Bulk Copy Operations

By Silviu, on 2017-11-03

Performing bulk copy on a table

Copy From Reader

To copy from an io.Reader instance, use the CopyFromReader table utility function. For example, a method generated for a cms_tag database table, has the following syntax:

// CopyFromReader performs a bulk copy of csv-like content from the specified reader into the cms_tag table. 
// ...
func (utilRef *tCmsTagUtils) CopyFromReader(r io.Reader, opt *CopyFromReaderOptions, 
                                            columns ...string) (int, error)

The *CopyFromReaderOptions parameter allows customizing the format of a csv line. You can supply a custom separator, a null value placeholder, and whether the primary key columns should be included in the copy operation instead of relying on a database sequence. The null placeholder value makes sense for text fields, when it is not intrinsically clear whether a db null or an empty string should be inserted in the database.

// CopyFromReaderOptions allows customizing the parsing of the bulk copy
// line input when using CopyFromReader.
type CopyFromReaderOptions struct {
	// when not 0, Comment allows skipping lines that start with it (no whitespace allowed before it)
	Comment rune

	Separator        rune
	NullPlaceholders []string

	// if true, include the PK columns when explicit columns are not specified
	IncludePKCols bool
}

When a nil opt parameter is supplied to CopyFromReader, default values will be used from the following unexported variables:

var defCommentRune rune = ZeroRune
var defNullPlaceholders = [2]string{"[null]", "[nil]"}
var defSeparator rune = ','
var defIncludePKCols = false

Examples

Let's assume the following cms_tag table:

CREATE TABLE public.cms_tag
(
  id bigint NOT NULL DEFAULT nextval('cms_tag_id_seq'::regclass), -- PK of the tags table
  tag_name character varying(500) NOT NULL,
  date_created timestamp without time zone NOT NULL DEFAULT now(),
  CONSTRAINT pk_tag PRIMARY KEY (id),
  CONSTRAINT uq_tag_name UNIQUE (tag_name)
)

1. Copy four records from a csv reader source into a cms_tag table, with the default row parsing options:

inputData := `"novelist", "2017-11-03 23:45:00"
"poet", "2017-11-03 23:45:00"
"painter", "2017-11-03 23:45:00"
"sculptor", "2017-11-03 23:45:00"
`
rdr := strings.NewReader(inputData)
copyCount, err := models.Tables.CmsTag.CopyFromReader(rdr, nil)
if err != nil {
	fmt.Printf("CopyFromReader error: %v \n", err)
} else {
	fmt.Printf("A total of %d tags were copied\n", copyCount)
}

We did not have to specify the columns, so the import rows were assumed to contain the tag_name (TagName) and date_created (DateCreated). The id column was skipped, as per the default option to skip primary key columns.

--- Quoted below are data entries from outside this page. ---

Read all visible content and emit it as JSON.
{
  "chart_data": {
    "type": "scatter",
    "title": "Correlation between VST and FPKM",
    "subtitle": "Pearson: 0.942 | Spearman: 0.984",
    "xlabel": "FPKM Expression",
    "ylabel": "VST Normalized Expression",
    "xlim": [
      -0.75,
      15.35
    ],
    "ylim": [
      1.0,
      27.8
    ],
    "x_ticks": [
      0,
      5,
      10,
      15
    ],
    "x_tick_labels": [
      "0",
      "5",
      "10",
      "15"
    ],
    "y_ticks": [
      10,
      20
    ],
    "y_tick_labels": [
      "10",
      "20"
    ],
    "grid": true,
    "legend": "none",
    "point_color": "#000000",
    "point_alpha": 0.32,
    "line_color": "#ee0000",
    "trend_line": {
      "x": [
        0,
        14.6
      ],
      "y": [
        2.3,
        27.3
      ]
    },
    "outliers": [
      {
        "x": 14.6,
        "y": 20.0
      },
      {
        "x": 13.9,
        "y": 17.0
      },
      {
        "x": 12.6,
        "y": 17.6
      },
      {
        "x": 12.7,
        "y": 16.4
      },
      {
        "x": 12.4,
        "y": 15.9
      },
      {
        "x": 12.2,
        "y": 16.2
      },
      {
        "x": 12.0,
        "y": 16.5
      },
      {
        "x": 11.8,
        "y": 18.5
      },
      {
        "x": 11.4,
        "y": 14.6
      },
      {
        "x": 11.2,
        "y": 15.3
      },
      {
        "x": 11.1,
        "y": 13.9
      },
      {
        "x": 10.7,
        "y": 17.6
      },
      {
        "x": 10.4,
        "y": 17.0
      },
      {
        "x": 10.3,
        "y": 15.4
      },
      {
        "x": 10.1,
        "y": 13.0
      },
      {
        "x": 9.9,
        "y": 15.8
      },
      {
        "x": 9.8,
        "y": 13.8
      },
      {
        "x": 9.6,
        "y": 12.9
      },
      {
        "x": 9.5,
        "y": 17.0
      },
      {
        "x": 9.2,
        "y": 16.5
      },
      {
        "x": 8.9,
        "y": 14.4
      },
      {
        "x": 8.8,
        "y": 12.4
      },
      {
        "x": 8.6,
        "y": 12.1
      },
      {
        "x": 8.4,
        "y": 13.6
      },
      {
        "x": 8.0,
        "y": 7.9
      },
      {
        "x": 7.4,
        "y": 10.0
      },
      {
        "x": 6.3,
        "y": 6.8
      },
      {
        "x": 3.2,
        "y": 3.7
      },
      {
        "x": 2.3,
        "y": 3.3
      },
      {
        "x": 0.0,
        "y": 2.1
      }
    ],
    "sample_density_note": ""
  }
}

2. Because the date_created column has a default set to "now()", we can skip it. Copy four records from a csv reader source into a cms_tag table, with explicit columns:

inputData := `"miner"
"farmer"
"blacksmith"
"alchemist"
`
rdr := strings.NewReader(inputData)
copyCount, err := models.Tables.CmsTag.CopyFromReader(rdr, nil, "TagName")
if err != nil {
	fmt.Printf("CopyFromReader error: %v \n", err)
} else {
	fmt.Printf("A total of %d tags were copied\n", copyCount)
}

Note how we used the Go friendly column name, TagName. We could have used the database field name, tag_name and it would have worked all the same.

Let's now add a nullable description field to the table:

ALTER TABLE cms_tag ADD COLUMN description varchar(200);

Afterwards, don't forget to regenerate the model package with pgtogogen, so that the new "description" column gets included. We are now ready to try out the null placeholders.

3. Copy six records from a csv reader source into a cms_tag table, with explicit columns, and custom db null placeholders:

inputData := `"car", "modern vehicle"
"plough", "ancient agricultural instrument"
"window",
# we are skipping this line
"door",[!null]
"table",[!nil]
"rotor",""
`
rdr := strings.NewReader(inputData)
opt := models.NewCopyFromReaderOptions(',', []string{"[!null]", "[!nil]"}, '#', false)
copyCount, err := models.Tables.CmsTag.CopyFromReader(rdr, opt, "tag_name", "description")
if err != nil {	
	fmt.Printf("CopyFromReader error: %v \n", err) 
} else {
	fmt.Printf("A total of %d tags were copied\n", copyCount)
}

Note that the "window" row will insert an empty string (just like the "rotor" row). Only the "[!null]" and "[!nil]" values were deemed as null placeholder, thus the only null description values are in the "door" and "table" records.